Der Bevollmächtigte des Rates - Büro Brüssel Europa -Informationen Nr. 156

Asyl- und Migrationspolitik: Dublin bleibt auch im Krisenfall gültig

Julia Maria Eichler

Der Europäische Gerichtshof hat in den Rechtssachen C-490/16 und C-646/16 am 26. Juli 2017 entschieden, dass Kroatien für die Prüfung der Anträge auf internationalen Schutz von Personen zuständig ist, die seine Grenzen während der Flüchtlingskrise 2015/2016 überschritten haben. Die Duldung der Einreise in dieser Zeit stelle kein zuständigkeitsbegründendes Visum im Sinne der Dublin-III-Verordnung dar, so die Richter in Luxemburg. Zudem hätten diese Personen die Außengrenzen von Kroatien illegal im Sinne der Dublin-III-Verordnung überschritten.

In den den Urteilen zugrundeliegenden Sachverhalten hatten ein syrischer Staatsangehöriger und die Mitglieder zweier afghanischer Familien 2016 die kroatische Grenze von Serbien kommend überschritten, ohne im Besitz eines für sie notwendigen Visums zu sein. In beiden Fällen hatten die Betroffenen, die EU aus der Türkei über Griechenland erreicht. Die kroatischen Behörden organisierten die Beförderung der Betroffenen per Bus an die slowenische Grenze. Die Mitglieder der zwei afghanischen Familien reisten weiter nach Österreich, wo sie einen Antrag auf internationalen Schutz stellten. Der betroffene Syrer wurde von den slowenischen den österreichischen Behörden übergeben, die dessen Einreise verweigerten. Daraufhin stellte er in Slowenien einen Asylantrag. Sowohl Slowenien als auch Österreich vertraten jedoch die Ansicht, dass Kroatien aufgrund der illegalen Einreise gemäß der Dublin-III-Verordnung zuständig sei.

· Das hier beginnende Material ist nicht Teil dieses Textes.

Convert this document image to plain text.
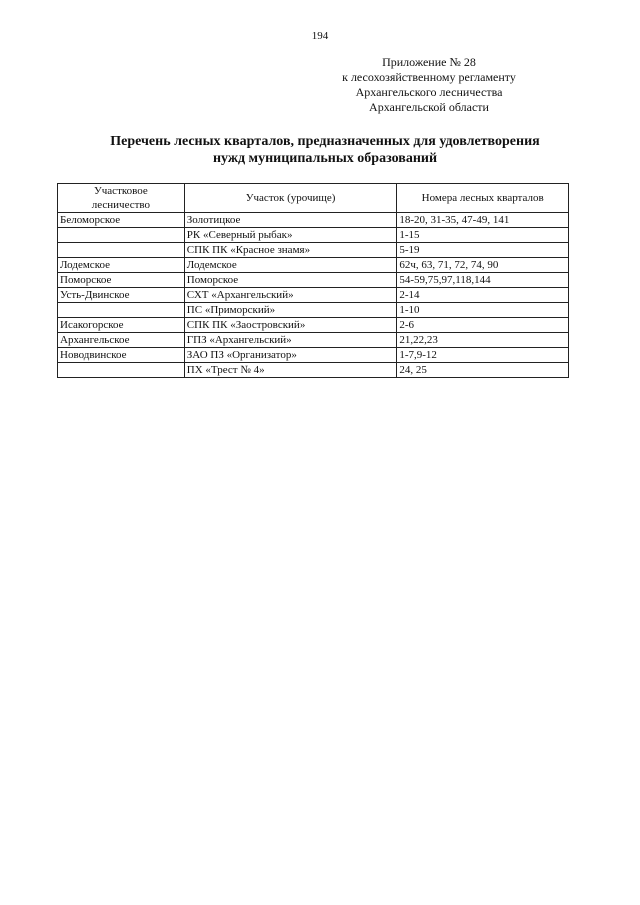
194
Приложение № 28
к лесохозяйственному регламенту
Архангельского лесничества
Архангельской области
Перечень лесных кварталов, предназначенных для удовлетворения
нужд муниципальных образований
Участковое
лесничество	Участок (урочище)	Номера лесных кварталов
Беломорское	Золотицкое	18-20, 31-35, 47-49, 141
	РК «Северный рыбак»	1-15
	СПК ПК «Красное знамя»	5-19
Лодемское	Лодемское	62ч, 63, 71, 72, 74, 90
Поморское	Поморское	54-59,75,97,118,144
Усть-Двинское	СХТ «Архангельский»	2-14
	ПС «Приморский»	1-10
Исакогорское	СПК ПК «Заостровский»	2-6
Архангельское	ГПЗ «Архангельский»	21,22,23
Новодвинское	ЗАО ПЗ «Организатор»	1-7,9-12
	ПХ «Трест № 4»	24, 25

Kapitel 3 der Dublin-III-Verordnung legt eine Hierarchie von Kriterien zur Bestimmung des für den Asylantrag zuständigen Mitgliedstaates fest. Neben anderen Kriterien sieht Art. 12 dabei vor, dass ein Mitgliedstaat für einen Asylantrag u.a. zuständig ist, wenn er dem Antragssteller ein Visum erteilt hat. Nachrangig bestimmt Art. 13, dass ein Mitgliedstaat dann zuständig wird, wenn ein Antragssteller aus einem Drittstaat kommend die Land-, See- oder Luftgrenze dieses Mitgliedstaats illegal überschritten hat. Außerdem bestimmt Art. 14 (wiederum nachrangig zu den übrigen Kriterien), dass derjenige Mitgliedstaat zuständig ist, in den der Drittstaatsangehörige ohne Visumszwang eingereist ist.

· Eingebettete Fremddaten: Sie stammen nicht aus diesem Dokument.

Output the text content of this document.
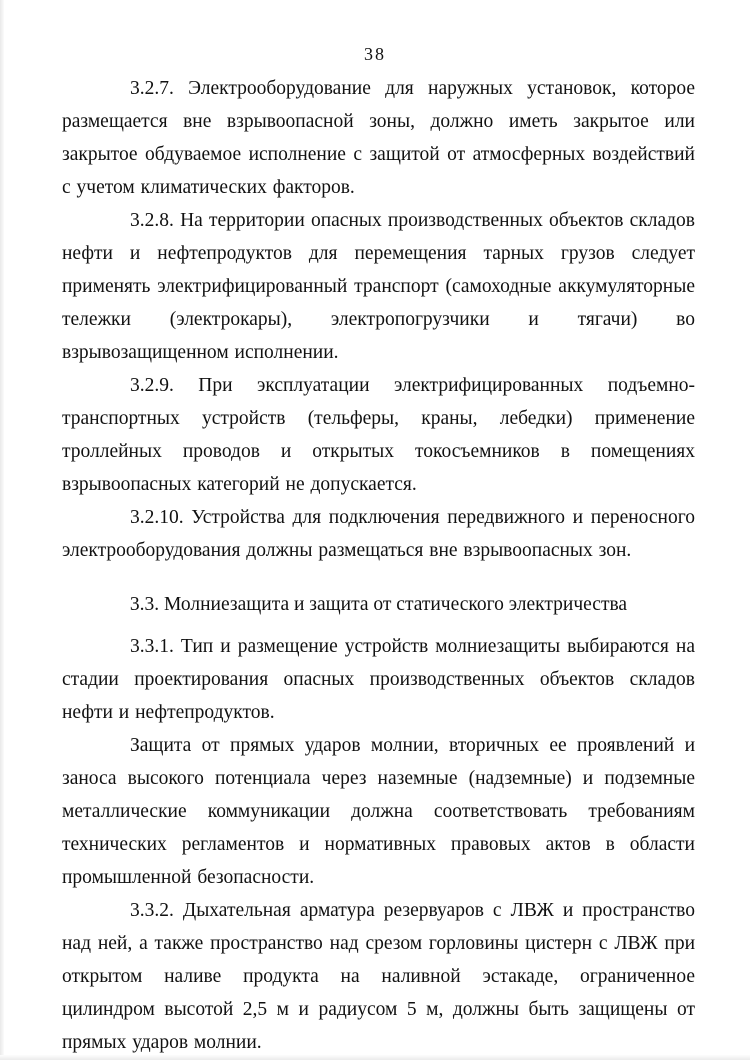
38

3.2.7. Электрооборудование для наружных установок, которое размещается вне взрывоопасной зоны, должно иметь закрытое или закрытое обдуваемое исполнение с защитой от атмосферных воздействий с учетом климатических факторов.

3.2.8. На территории опасных производственных объектов складов нефти и нефтепродуктов для перемещения тарных грузов следует применять электрифицированный транспорт (самоходные аккумуляторные тележки (электрокары), электропогрузчики и тягачи) во взрывозащищенном исполнении.

3.2.9. При эксплуатации электрифицированных подъемно-транспортных устройств (тельферы, краны, лебедки) применение троллейных проводов и открытых токосъемников в помещениях взрывоопасных категорий не допускается.

3.2.10. Устройства для подключения передвижного и переносного электрооборудования должны размещаться вне взрывоопасных зон.

3.3. Молниезащита и защита от статического электричества

3.3.1. Тип и размещение устройств молниезащиты выбираются на стадии проектирования опасных производственных объектов складов нефти и нефтепродуктов.

Защита от прямых ударов молнии, вторичных ее проявлений и заноса высокого потенциала через наземные (надземные) и подземные металлические коммуникации должна соответствовать требованиям технических регламентов и нормативных правовых актов в области промышленной безопасности.

3.3.2. Дыхательная арматура резервуаров с ЛВЖ и пространство над ней, а также пространство над срезом горловины цистерн с ЛВЖ при открытом наливе продукта на наливной эстакаде, ограниченное цилиндром высотой 2,5 м и радиусом 5 м, должны быть защищены от прямых ударов молнии.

Den beiden Rechtssachen wurde viel Aufmerksamkeit zuteil, weil sich die Frage nach der Anwendung der Dublin-Kriterien im Kontext der sog. „Flüchtlingskrise“ mit großer Dringlichkeit stellte. Konkret stand die Frage im Raum, wie die jeweiligen Kriterien in einer Situation, in der die nationalen Behörden der maßgeblich involvierten Staaten mit der Ankunft einer außergewöhnlichen hohen Zahl von Drittstaatsangehörigen konfrontiert sind, die durch diesen Mitgliedstaat durchreisen wollten, um in einem anderen Mitgliedstaat internationalen Schutz zu beantragen, zu beurteilen sind. Zu berücksichtigen war ferner der Umstand, dass der Transit-Mitgliedstaat ohne Prüfung der Umstände des Einzelfalls die Einreise in sein Hoheitsgebiet, die allein dem Zweck der Durchreise durch eben diesen Mitgliedstaat und der Stellung eines Antrags auf internationalen Schutz in einem anderen Mitgliedstaat dienen sollte, faktisch geduldet hatte (im Folgenden „Flüchtlingskrise“). 

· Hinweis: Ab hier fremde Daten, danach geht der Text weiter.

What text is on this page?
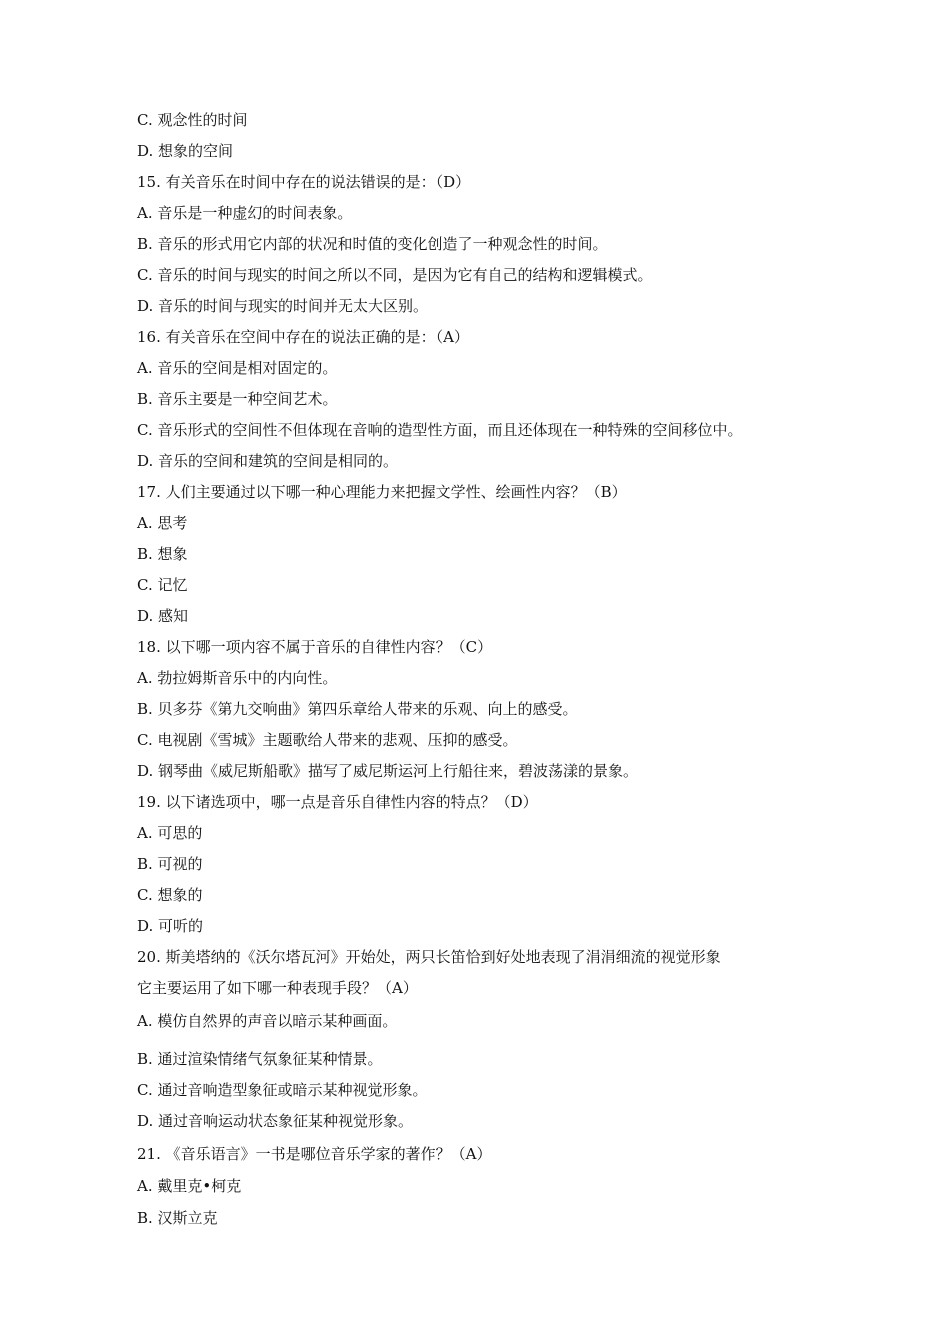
C. 观念性的时间
D. 想象的空间
15. 有关音乐在时间中存在的说法错误的是：（D）
A. 音乐是一种虚幻的时间表象。
B. 音乐的形式用它内部的状况和时值的变化创造了一种观念性的时间。
C. 音乐的时间与现实的时间之所以不同，是因为它有自己的结构和逻辑模式。
D. 音乐的时间与现实的时间并无太大区别。
16. 有关音乐在空间中存在的说法正确的是：（A）
A. 音乐的空间是相对固定的。
B. 音乐主要是一种空间艺术。
C. 音乐形式的空间性不但体现在音响的造型性方面，而且还体现在一种特殊的空间移位中。
D. 音乐的空间和建筑的空间是相同的。
17. 人们主要通过以下哪一种心理能力来把握文学性、绘画性内容？（B）
A. 思考
B. 想象
C. 记忆
D. 感知
18. 以下哪一项内容不属于音乐的自律性内容？（C）
A. 勃拉姆斯音乐中的内向性。
B. 贝多芬《第九交响曲》第四乐章给人带来的乐观、向上的感受。
C. 电视剧《雪城》主题歌给人带来的悲观、压抑的感受。
D. 钢琴曲《威尼斯船歌》描写了威尼斯运河上行船往来，碧波荡漾的景象。
19. 以下诸选项中，哪一点是音乐自律性内容的特点？（D）
A. 可思的
B. 可视的
C. 想象的
D. 可听的
20. 斯美塔纳的《沃尔塔瓦河》开始处，两只长笛恰到好处地表现了涓涓细流的视觉形象
它主要运用了如下哪一种表现手段？（A）
A. 模仿自然界的声音以暗示某种画面。
B. 通过渲染情绪气氛象征某种情景。
C. 通过音响造型象征或暗示某种视觉形象。
D. 通过音响运动状态象征某种视觉形象。
21. 《音乐语言》一书是哪位音乐学家的著作？（A）
A. 戴里克•柯克
B. 汉斯立克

In den beiden Verfahren musste der EuGH somit darüber urteilen, ob das „Durchwinken“ der kroatischen Behörden einer Visumserteilung gleichkam und die Einreise der Betroffenen „illegal“ im Sinne der Dublin-III-Verordnung war.

Der EuGH machte in seinen Urteilen deutlich, dass ein faktisches Dulden der Einreise kein Visum im Sinne von Art. 12 darstellt. Die Dublin-III-VO definiere Visum als „eine Erlaubnis oder Entscheidung eines Mitgliedstaats“, die „im Hinblick auf die Einreise oder Durchreise oder die Einreise zum Zwecke des Aufenthalts“ im Hoheitsgebiet dieses Mitgliedstaates oder mehrerer Mitgliedstaaten verlangt werde (Art. 2 m). Schon aus dem Wortlaut gehe hervor, dass der Begriff des Visums auf einen förmlichen Rechtsakt einer nationalen Verwaltung Bezug nehme und nicht auf eine bloße Duldung. Zudem sei aus dem Wortlaut ersichtlich, dass das „Visum nicht mit der Gestattung der Einreise in das Hoheitsgebiet eines Mitgliedstaats zu verwechseln sei, da es gerade im Hinblick auf diese Gestattung verlangt wird“.

Daran ändern auch außergewöhnliche, durch einen Massenzustrom von Flüchtlingen in die EU gekennzeichnete Umstände nichts. Schwieriger war die Frage nach der „illegalen Grenzüberschreitung“ zu entscheiden, schließlich enthält die Dublin-VO selbst hierfür keine Definition.

Auch die Rückführungsrichtlinie und der Schengener Grenzkodex definierten den Begriff nicht. Zudem spreche u.a. der unterschiedliche Regelungsgegenstand der Dublin-VO und des Schengener Grenzkodexes dafür, dass andere Unionsrechtsakte zwar bei der Auslegung des Begriffes zu berücksichtigen seien, der Begriff des „illegalen Überschreitens einer Grenze“ aber nicht aus diesen unmittelbar abzuleiten sei.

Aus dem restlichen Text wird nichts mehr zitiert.